まったく、ひきこもりを相手にするのは骨が折れる。
「アウグスト、元はといえば君の女性嫌いが発端でもある、とまあ、これは私の予想なんだけどね。君がもっと女心というものを理解していたら、あるいは、彼女の恋心に気づいていれば炉心は完成しなかったんじゃないかな。もしくは君が阻止していたか」
「恋だの女心など、今の話には関係ないだろ!」
「だから、事の発端だよ。なぜイリス君はこの炉心を造ろうとした? 計画書で触れられているね、インテリジェンス・オブジェクト装置は帝位の者、もしくはそれに準ずる者に与えると」
「つまり現皇帝、もしくは次期皇帝に――」
「次期皇帝、皇太子は身体はあっても魂を持たない。ならば末の、賢者としてやっと生まれた王女が次期皇帝? 女帝が妊娠するたびに王宮は嵐だね。妊娠期間中、公務を取り仕切れる優秀な宰相を探さなければならない。この国を複雑にしているのは伝統だよ。
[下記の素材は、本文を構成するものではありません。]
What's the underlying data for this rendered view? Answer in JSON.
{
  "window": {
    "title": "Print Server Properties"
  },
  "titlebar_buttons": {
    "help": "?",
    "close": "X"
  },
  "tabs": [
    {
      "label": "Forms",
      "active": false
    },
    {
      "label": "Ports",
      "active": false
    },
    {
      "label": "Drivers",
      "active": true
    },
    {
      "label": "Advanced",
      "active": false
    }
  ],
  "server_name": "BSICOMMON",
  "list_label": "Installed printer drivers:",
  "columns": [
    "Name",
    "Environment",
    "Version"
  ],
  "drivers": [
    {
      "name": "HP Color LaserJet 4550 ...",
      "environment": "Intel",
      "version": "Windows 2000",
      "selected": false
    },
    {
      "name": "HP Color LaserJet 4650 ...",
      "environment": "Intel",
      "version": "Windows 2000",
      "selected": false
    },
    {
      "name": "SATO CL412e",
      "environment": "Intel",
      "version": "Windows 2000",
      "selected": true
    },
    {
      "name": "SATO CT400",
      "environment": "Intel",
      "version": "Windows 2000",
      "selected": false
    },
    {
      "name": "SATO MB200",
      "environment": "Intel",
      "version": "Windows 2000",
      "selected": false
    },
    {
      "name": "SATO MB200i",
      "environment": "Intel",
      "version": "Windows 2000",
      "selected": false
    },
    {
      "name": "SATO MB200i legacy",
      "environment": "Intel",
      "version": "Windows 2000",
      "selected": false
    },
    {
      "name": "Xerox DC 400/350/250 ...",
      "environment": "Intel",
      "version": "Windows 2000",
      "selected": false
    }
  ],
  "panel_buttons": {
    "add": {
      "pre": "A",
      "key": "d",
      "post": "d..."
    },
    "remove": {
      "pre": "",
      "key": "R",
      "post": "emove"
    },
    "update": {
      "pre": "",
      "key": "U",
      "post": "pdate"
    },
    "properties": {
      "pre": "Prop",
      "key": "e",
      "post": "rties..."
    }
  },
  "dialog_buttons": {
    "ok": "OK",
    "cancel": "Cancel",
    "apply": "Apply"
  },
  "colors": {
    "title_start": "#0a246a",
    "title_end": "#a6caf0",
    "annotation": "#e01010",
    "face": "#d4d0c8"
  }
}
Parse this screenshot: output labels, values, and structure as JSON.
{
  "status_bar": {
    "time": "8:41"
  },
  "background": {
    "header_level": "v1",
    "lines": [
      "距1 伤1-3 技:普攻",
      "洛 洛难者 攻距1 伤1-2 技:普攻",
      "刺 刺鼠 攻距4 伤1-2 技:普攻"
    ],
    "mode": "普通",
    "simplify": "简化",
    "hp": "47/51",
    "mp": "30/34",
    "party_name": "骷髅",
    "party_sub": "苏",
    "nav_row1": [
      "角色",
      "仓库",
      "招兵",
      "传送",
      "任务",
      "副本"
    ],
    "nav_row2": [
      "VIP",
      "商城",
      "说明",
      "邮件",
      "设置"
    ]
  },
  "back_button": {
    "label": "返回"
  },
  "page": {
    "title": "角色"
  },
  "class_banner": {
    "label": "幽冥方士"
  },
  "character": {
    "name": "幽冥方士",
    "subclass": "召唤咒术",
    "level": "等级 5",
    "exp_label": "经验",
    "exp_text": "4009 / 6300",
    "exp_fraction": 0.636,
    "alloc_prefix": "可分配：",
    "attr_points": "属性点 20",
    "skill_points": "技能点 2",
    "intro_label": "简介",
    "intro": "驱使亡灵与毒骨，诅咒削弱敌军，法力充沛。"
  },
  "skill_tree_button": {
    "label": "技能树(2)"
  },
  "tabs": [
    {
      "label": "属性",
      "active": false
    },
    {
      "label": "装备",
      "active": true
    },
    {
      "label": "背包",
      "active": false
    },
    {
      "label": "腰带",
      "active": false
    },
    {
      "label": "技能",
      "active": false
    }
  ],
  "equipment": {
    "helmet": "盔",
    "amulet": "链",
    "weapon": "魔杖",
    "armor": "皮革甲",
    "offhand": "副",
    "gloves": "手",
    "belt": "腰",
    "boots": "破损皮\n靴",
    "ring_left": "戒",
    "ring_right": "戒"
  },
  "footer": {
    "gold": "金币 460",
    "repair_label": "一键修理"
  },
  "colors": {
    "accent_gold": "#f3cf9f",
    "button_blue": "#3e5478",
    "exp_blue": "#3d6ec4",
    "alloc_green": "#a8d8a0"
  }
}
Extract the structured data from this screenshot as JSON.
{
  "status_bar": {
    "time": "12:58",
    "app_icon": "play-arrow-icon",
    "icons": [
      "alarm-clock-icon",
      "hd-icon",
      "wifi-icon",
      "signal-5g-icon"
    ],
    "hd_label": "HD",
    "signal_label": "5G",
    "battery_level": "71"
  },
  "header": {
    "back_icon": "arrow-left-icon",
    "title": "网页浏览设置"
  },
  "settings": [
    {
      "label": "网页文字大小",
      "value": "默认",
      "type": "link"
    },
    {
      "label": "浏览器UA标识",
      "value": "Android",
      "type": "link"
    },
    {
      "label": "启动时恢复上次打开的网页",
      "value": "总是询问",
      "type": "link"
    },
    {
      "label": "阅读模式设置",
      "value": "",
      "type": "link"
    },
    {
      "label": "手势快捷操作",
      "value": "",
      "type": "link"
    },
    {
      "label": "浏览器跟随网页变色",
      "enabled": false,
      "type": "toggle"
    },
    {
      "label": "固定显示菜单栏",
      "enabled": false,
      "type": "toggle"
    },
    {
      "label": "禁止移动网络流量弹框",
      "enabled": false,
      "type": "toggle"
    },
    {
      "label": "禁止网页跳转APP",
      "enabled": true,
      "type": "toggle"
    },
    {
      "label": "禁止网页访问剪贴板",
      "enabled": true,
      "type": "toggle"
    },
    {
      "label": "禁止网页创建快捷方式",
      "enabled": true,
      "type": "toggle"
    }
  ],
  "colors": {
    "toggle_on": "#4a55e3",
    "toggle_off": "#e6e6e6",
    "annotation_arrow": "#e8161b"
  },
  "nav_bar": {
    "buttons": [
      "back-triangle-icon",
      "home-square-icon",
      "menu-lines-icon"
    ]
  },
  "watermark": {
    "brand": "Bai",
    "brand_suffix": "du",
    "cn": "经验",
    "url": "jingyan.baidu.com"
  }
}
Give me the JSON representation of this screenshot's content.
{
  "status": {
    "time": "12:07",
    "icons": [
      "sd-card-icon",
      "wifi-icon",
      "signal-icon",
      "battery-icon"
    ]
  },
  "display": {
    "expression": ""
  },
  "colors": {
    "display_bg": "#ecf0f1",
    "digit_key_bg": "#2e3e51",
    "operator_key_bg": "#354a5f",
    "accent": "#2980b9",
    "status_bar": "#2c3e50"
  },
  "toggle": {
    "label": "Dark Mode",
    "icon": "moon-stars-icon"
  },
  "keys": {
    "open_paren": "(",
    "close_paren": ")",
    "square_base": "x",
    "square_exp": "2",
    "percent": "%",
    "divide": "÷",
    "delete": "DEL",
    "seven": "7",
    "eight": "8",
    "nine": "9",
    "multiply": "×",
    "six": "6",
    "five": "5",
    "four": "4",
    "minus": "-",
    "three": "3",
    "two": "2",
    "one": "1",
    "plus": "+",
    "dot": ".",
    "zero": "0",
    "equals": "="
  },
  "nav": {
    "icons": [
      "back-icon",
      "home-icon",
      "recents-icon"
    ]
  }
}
国を良くするためなら悪習を廃し、正すべきだと思わないかい?」
アウグストはミヒャエルの話を聞きながら思考を巡らせる。
IO計画の始まりはイリス。
炉心は皇帝にふさわしい者に与える。
悪習を正す。
つまり――
「インテリジェンス・オブジェクト計画、ちょうど、工房の製造が始まった頃です。この庭で私はイリスと話をしました。彼女は、女ながらにアウグストの元で修業を積み、アデプトになっていました。そして」
ギルバートは静かに目を閉じる。
まるで、その時の様子を思い出そうとしているように見えるし、逆に、思い出したくないようにも見える。
閉ざされた瞼の代わりに口が開く。